Every time on removing the "/" prefixes (and having checked they're removed indeed), TW puts them back again in the fields where I had removed them, every time when I log in!

It works, but it's not how it belongs to be with "//"...

=====

Other non-mentioned problem remaining:

Often I have to use the refresh button when using TikiWiki; the first time it often doesn't get to the page and I ahve to refresh to do it well.
When altering data, I always have to check if the data is changed indeed; often it is NOT, so I have to change it a second time.
(& ofcourse for the double "/", I had checked they were indeed removed)

Why? -solution?

posts: 40

The "//", then "///", and probably even more... But after "///"; TikiWiki starts having some problems...
Seems to be a severe problem, as I spend another day on what it looks like:
All possible combinations in "General" and "Login".
It happens on secure log-in: When it goes back from https to http; Oeps, there it is! "//".
Logging out and in again, and we get "///".

PLEASE READ: "inmedi.eu" for the former "tw.cxs2.info", as I have pointed a new domain to the /tw dir


GENERAL:
Use URI as Home Page: NOT vinked - http://inmedi.eu
Server name (for absolute URIs): http://inmedi.eu
HTTPS Server: Automatic (uses HTTPS variable)
LOGIN:
HTTP server name: inmedi.eu
HTTP URL prefix: / (if I change that, TikiWiki restores it back, so I suspect that erronomous the "/" is in another part of TW also?)
HTTPS server name: inmedi.eu/
HTTPS URL prefix: ~clearxst/tw/


For the HTTPS I HAVE TO INCLUDE "/" at the end of "inmedi.eu" OR at the beginning of "~clearxst/tw/".
If I ommit that, it doesn't work.

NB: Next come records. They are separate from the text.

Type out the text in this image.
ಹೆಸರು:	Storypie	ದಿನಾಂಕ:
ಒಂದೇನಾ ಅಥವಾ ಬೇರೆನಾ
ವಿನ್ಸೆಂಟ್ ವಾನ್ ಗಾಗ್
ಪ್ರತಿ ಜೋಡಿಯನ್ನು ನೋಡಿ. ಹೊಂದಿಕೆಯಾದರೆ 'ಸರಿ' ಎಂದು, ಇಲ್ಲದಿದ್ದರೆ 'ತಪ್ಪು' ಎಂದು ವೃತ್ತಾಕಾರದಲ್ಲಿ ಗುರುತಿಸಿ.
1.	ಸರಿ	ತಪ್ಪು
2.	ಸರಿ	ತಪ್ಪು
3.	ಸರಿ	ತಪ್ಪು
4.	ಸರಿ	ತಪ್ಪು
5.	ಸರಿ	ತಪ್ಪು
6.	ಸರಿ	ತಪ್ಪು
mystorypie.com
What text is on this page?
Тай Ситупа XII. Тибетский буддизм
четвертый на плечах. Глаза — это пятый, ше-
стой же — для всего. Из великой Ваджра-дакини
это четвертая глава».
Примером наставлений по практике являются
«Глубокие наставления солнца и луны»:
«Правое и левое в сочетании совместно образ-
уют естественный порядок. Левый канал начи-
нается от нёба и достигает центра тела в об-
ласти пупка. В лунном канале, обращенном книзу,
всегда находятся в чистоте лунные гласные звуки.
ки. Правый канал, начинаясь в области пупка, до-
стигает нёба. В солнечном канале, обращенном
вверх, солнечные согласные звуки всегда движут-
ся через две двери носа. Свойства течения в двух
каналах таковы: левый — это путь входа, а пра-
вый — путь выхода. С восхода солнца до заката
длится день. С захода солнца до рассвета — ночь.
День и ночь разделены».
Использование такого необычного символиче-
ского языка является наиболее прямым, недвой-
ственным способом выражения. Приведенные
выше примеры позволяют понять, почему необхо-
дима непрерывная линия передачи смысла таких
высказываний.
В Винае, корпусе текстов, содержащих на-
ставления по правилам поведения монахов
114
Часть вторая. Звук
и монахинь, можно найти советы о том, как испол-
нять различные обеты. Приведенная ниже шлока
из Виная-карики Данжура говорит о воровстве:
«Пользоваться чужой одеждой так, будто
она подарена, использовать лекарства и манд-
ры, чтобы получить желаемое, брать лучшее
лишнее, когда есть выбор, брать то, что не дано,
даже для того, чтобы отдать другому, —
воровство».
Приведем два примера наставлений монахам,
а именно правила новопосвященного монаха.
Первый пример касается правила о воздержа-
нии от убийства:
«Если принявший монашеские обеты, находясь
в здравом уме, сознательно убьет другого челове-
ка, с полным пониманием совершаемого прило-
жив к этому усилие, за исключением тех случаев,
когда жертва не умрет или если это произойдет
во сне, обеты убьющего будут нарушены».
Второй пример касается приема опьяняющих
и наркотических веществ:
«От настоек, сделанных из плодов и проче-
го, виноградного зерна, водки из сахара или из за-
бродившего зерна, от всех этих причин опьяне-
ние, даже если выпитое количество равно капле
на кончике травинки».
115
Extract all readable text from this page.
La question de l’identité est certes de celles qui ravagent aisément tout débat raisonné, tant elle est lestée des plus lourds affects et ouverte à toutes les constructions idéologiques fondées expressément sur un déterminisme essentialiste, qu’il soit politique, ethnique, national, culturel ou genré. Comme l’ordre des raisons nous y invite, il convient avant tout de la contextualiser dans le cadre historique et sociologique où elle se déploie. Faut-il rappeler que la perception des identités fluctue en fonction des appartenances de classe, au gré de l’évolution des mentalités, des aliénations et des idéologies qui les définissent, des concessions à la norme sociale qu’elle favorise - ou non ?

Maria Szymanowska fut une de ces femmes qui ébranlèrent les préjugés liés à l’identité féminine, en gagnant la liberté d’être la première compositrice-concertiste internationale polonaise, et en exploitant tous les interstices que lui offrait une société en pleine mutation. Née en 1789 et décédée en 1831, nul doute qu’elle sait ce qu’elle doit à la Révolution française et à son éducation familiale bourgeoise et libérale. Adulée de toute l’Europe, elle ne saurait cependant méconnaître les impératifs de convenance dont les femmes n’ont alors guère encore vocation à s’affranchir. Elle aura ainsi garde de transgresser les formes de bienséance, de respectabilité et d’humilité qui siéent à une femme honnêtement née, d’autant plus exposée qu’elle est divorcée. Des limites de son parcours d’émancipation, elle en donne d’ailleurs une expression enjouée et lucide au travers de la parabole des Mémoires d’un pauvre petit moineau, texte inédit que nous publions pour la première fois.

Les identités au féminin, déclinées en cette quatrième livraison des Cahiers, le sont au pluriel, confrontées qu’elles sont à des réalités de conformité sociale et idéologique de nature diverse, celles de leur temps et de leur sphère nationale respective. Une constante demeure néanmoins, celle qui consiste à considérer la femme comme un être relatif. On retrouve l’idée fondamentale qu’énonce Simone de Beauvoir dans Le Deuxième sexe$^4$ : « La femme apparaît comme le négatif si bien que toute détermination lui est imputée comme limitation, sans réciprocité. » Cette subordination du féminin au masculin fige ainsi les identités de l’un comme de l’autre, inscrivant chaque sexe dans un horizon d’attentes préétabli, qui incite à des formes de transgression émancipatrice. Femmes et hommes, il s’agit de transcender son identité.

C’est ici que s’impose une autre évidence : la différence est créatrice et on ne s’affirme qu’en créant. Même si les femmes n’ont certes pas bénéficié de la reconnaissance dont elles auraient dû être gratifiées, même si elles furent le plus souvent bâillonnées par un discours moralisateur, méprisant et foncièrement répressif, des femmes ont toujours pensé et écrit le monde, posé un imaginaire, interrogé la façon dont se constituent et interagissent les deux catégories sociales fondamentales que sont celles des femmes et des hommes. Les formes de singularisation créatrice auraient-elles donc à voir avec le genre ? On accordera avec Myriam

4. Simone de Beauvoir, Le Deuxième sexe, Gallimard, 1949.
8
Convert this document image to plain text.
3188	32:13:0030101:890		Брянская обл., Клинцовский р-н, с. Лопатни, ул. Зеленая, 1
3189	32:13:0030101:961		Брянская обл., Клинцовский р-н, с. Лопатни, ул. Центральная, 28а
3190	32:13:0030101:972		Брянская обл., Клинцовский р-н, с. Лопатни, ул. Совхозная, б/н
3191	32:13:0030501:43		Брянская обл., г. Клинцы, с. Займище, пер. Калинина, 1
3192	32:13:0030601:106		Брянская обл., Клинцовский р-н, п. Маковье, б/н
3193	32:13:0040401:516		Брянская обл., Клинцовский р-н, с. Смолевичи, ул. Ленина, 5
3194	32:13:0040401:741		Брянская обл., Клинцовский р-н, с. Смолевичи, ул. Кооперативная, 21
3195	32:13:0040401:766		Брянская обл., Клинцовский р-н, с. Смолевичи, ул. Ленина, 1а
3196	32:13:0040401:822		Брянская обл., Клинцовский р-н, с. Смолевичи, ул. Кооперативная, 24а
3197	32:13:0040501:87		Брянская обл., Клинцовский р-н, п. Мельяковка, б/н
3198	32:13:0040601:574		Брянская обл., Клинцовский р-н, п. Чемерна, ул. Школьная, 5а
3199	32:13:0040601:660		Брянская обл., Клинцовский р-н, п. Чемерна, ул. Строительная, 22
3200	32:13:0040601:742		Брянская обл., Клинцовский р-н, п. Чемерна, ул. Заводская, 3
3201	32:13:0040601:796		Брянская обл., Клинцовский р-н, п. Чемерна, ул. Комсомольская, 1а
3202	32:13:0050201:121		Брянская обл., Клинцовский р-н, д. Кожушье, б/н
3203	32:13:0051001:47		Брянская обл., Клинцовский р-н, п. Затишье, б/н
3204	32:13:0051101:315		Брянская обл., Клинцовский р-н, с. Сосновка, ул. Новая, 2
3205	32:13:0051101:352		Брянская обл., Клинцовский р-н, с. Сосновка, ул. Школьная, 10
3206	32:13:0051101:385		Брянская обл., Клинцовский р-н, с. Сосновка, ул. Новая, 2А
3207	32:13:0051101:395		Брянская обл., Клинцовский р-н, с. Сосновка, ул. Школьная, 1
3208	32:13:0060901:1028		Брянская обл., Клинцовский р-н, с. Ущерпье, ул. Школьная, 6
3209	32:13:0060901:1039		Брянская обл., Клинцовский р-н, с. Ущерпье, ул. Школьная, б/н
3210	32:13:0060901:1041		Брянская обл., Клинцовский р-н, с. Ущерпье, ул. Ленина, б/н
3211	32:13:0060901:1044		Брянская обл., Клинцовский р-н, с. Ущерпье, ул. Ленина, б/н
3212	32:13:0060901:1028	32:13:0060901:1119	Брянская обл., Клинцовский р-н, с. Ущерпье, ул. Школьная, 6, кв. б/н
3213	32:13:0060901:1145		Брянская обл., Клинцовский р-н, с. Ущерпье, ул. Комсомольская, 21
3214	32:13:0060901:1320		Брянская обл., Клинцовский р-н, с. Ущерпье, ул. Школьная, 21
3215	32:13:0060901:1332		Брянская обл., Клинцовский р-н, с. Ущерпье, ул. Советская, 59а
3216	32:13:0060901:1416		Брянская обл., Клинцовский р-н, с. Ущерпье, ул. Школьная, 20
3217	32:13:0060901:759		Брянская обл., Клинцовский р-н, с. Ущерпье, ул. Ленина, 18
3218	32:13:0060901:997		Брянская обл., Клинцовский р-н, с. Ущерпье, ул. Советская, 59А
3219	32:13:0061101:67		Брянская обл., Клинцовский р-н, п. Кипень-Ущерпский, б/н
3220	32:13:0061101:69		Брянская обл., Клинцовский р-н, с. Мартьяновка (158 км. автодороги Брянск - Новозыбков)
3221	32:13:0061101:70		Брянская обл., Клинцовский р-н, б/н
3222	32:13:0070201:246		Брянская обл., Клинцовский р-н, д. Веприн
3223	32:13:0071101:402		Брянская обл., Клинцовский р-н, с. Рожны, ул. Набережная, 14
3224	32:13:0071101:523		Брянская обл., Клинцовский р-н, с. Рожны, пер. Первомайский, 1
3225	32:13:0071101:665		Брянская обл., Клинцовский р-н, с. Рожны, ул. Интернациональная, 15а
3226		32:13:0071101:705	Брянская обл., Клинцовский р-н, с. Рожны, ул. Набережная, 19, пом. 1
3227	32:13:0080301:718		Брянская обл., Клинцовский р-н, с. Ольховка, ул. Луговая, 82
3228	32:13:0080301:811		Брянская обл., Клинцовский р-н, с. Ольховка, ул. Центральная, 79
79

So to start with: I'm sure the extra "/" can't be taken away from here.

For the HTTP: I CAN'T TAKE THE "/" AWAY; TW DOESN'T ACCEPT THAT

THEN THE GENERAL MENU:
I already took any "/" away after "inmedi.eu"


Am I right to conclude that this is a TikiWiki bug???

O.K.: take away the "/" at the end of "~clearxst/tw/"; on loggin in I get:
https://inmedi.eu/~clearxst/twtiki-login.php
HTTP 404 Not Found

AS I THINK I'VE TRIED ALL LOGICAL POSSIBILITIES -Please correct me if not- IT SEEMS TO BE A BUG???